Ivermectin seems to be a safe and effective treatment for onchocerciasis when given in a single dose, but less is known about the effects of repeated doses. Also, there seem to be differences in its effectiveness in anterior and posterior segment ocular disease. The ocular effects of ivermectin were studied in 586 villagers who were taking part in a double-blind, placebo-controlled, randomised trial in Sierra Leone. Only those who had received four doses, with 6-month intervals, of ivermectin or placebo were eligible. The 296 ivermectin-treated subjects and the 272 who received placebo were comparable with respect to age, sex, Onchocerca infection, blindness, and visual impairment before treatment. After treatment, the ivermectin group had less anterior segment disease than the placebo group, with significantly lower prevalences of microfilariae in the anterior chamber and cornea, and punctate keratitis (all p<0·001), and iritis (p<0·05).
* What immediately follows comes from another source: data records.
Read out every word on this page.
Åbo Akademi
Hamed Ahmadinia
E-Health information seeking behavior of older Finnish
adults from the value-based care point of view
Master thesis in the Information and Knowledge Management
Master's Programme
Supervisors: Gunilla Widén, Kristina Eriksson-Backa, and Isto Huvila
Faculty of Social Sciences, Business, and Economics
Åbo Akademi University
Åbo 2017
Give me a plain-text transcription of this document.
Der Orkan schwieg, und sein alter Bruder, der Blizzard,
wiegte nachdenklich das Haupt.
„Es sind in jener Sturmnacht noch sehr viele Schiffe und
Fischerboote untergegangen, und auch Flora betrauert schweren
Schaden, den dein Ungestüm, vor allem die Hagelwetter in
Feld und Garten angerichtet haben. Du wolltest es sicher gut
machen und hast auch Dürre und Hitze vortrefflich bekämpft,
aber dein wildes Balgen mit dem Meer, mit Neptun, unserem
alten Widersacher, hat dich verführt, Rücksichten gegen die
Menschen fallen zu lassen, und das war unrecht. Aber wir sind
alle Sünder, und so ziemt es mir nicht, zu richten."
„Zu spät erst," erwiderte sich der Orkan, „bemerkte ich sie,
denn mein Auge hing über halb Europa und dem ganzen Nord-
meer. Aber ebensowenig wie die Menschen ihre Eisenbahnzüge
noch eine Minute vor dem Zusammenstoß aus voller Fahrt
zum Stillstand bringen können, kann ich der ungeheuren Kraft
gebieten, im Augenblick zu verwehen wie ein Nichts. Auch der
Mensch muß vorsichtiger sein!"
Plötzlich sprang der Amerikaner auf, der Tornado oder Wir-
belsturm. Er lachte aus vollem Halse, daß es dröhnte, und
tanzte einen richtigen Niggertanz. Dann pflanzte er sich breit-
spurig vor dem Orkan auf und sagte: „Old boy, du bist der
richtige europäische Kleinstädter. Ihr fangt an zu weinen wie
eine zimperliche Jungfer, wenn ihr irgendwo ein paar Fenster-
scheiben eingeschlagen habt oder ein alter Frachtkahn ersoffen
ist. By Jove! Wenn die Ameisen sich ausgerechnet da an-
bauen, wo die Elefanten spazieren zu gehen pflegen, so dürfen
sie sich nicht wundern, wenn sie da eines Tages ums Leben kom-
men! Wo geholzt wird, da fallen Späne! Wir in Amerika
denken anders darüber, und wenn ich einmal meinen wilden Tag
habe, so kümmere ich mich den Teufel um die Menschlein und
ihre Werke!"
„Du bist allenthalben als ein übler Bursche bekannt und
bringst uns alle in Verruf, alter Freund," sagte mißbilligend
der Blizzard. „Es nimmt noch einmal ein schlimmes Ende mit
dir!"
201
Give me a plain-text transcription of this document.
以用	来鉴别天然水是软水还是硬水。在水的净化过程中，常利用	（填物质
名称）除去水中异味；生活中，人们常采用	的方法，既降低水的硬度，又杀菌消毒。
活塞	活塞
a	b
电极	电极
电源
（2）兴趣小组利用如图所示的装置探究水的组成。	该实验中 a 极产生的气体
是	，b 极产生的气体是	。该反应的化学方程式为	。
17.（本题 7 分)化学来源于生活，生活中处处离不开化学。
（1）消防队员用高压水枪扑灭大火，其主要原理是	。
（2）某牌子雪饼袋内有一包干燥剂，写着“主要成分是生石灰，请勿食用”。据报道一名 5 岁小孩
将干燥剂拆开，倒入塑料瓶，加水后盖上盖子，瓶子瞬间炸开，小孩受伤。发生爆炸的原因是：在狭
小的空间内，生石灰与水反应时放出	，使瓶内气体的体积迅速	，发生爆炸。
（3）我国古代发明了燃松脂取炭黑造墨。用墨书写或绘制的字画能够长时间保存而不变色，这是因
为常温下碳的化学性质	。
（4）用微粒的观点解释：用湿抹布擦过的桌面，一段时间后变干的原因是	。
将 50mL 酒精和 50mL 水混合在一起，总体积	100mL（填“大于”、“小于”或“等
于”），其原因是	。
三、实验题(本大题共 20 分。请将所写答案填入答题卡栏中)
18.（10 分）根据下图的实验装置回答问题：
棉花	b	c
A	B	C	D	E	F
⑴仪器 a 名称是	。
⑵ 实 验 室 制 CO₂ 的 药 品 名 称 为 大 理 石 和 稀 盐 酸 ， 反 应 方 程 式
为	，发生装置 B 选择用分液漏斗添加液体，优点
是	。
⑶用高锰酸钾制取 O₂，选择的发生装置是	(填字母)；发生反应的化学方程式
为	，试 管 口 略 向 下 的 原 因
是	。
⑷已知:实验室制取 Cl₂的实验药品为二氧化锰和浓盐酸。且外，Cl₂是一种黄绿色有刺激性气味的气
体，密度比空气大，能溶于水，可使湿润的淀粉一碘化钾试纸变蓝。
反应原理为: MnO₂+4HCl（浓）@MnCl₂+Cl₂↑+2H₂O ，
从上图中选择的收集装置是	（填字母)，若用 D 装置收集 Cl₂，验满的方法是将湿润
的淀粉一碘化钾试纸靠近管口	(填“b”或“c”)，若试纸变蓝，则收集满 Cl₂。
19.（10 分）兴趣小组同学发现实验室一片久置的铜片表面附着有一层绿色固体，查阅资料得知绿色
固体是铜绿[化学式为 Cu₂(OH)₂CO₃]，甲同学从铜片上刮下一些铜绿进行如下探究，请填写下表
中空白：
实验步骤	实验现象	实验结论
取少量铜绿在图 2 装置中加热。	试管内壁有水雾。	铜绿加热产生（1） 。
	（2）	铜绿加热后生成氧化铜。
There was no significant difference in the prevalence of sclerosing keratitis, optic atrophy, or chorioretinitis between the groups. Visual acuities tended to be better in the ivermectin group, but the difference was not significant. There was a small but significant (p<0·01) excess of vascular sheathing in the ivermectin group. These differences persisted when subjects who were blind or visually impaired at baseline were excluded from analysis. The long-term effects of ivermectin, particularly on posterior segment disease, need further evaluation. In the mean time, the mass distribution of ivermectin should be promoted for all communities with hyperendemic onchocerciasis at risk of anterior segment disease.